North Ridge Room
Wednesday July 11, 2012
Validating Quality in Large-Scale Digitization: Findings from Research on Image Error
From Project Gutenberg to Google Books, the large-scale digitization of books and serials is generating extraordinary collections of intellectual content that are transforming teaching and scholarship. Questions are being raised, however, regarding the quality and usefulness of digital surrogates produced by third-party vendors and deposited in digital repositories for preservation and access. For such repositories and their communities of users to trust that digital documents have the capacity to meet the uses envisioned for them, repositories must validate the quality of these objects and their fitness for the uses envisioned for them.
The purpose of this paper is to synthesize some of the initial findings and highlight the implications of a major ongoing research project, “Validating Quality in Large-Scale Digitization,” which is being undertaken at the University of Michigan’s School of Information. The two-phase project is exploring the relationship between quality (or its absence in the form of unacceptable error) and usability of digitized books at scale. The paper will report on the first phase of the project (2011-12), in which we have designed and tested a model of digitization error at the data, page, and volume level, and have applied the measures to statistically valid samples of digitized books. The error model measures the gap between the digitization ideal, represented by digitization best practices and standards, and the realities of repositories’ acceptance of digitized content produced by third parties.
The paper will present and interpret data gathered from three random samples of 1,000 digital surrogates that represent the full range of source volumes digitized by Google and other third party vendors. Proportional and systematic sampling of page-images within each volume in the samples produced a study set of over 350,000 page images, which were evaluated visually by highly trained coders working in two university libraries in different parts of the country. Using a web-enabled database system, coders assigned error severity scores for up to eleven possible errors in a carefully constructed model. The paper will describe the error model and then present findings on three research issues: (1) the ability of multiple coders to detect and rate page-image error reliably; (2) the distribution of page-image error across digitized volumes and sequentially within volumes; and (3) the co-occurrence of errors in the model. The findings on page-image error also provide a foundation for assessing the impact of error on underlying full-text data, on the readability of digitized books in an online environment, and on the subsequent management of physical print collections.

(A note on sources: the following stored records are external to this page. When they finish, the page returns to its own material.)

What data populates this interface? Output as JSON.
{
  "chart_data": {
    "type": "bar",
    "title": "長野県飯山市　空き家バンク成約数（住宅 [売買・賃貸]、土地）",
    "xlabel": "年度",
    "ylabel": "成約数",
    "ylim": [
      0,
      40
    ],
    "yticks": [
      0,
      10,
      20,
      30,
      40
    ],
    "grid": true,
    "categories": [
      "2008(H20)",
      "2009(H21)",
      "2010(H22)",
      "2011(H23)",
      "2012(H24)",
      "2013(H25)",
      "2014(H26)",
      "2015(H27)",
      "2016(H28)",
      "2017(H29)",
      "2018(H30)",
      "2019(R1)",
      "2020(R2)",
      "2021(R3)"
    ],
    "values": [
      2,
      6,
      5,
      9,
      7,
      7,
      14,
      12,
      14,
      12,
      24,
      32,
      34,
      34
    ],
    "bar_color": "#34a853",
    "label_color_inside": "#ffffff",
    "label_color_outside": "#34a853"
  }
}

This research is funded by the US Institute of Museum and Library Services and The Andrew W. Mellon Foundation. Additional details about the project, including its metrics and progress, may be found on the project’s website: http://hathitrust-quality.projects.si.umich.edu/
As documentary photographs, real photo postcard (RPPC) street scenes are rich sites of cultural and social memory, valuable visual artefacts that deserve preservation and study. Street scenes are broad views of business districts and roadside attractions, and the period under study, 1930-1950, offer insights into popular culture, business activity, entertainment venues, population, race, gender and numerous aspects of social life. Walker Evans, a pioneer of American documentary photography, whose renowed work appears in teh 1941 Depression era class, And Now Let Us Praise Famous Men said that postcard street scenes are “a veritable catalog of the American experience (Willens, 2009).” Evans began collecting postcards at the age of twelve, and amassed a collection of over 9,000 exemplars. Street scenes represented the largest category in his collection. My presentation will examine the research value of RPPC street scenes in the context of a method borrowed from anthropology called rephotography. Rephotography is “a method used to monitor physical changes to places and people (Slyomovics, 2009, 460).” Postcards are a record and mirror of movement, of growth, of flux of people and society (Black & Klein, 1996). RPPC street scenes are rapidly disappearing, and this presentation is intended to draw attention to the need to preserve them, physically and digitally, so that the social memories they represent are not lost to future generations.
Social Collecting as Community Archives
This presentation will explore the everyday personal and community archives built in social media. Drawing on my dissertation project, in which I employ extended case study methodology to analyze collecting and curation on Social Media Sites such as Twitter, Tumblr, Pinterest, YouTube, Flickr, and Facebook. The cases examined include an intergenerational local history group formed in Facebook; an unprecedented activist effort on YouTube; an accidental archive grown out of Twitter, and a vibrant community built around self-portraits on Flickr. My project is grounded in critical theories of archival science. However, the findings can make an important contribution to the design and development of social computing software.
The project I present is organized around these questions:
1. How do social media platforms facilitate collaborative collections? What are the prominent types of collections, and how do they function?
2. How do social media collections function as community archives?
3. What is the relationship between social media platforms and the collections built in them? How can archival practice accommodate these collections, and how can platforms be better designed to facilitate preservation?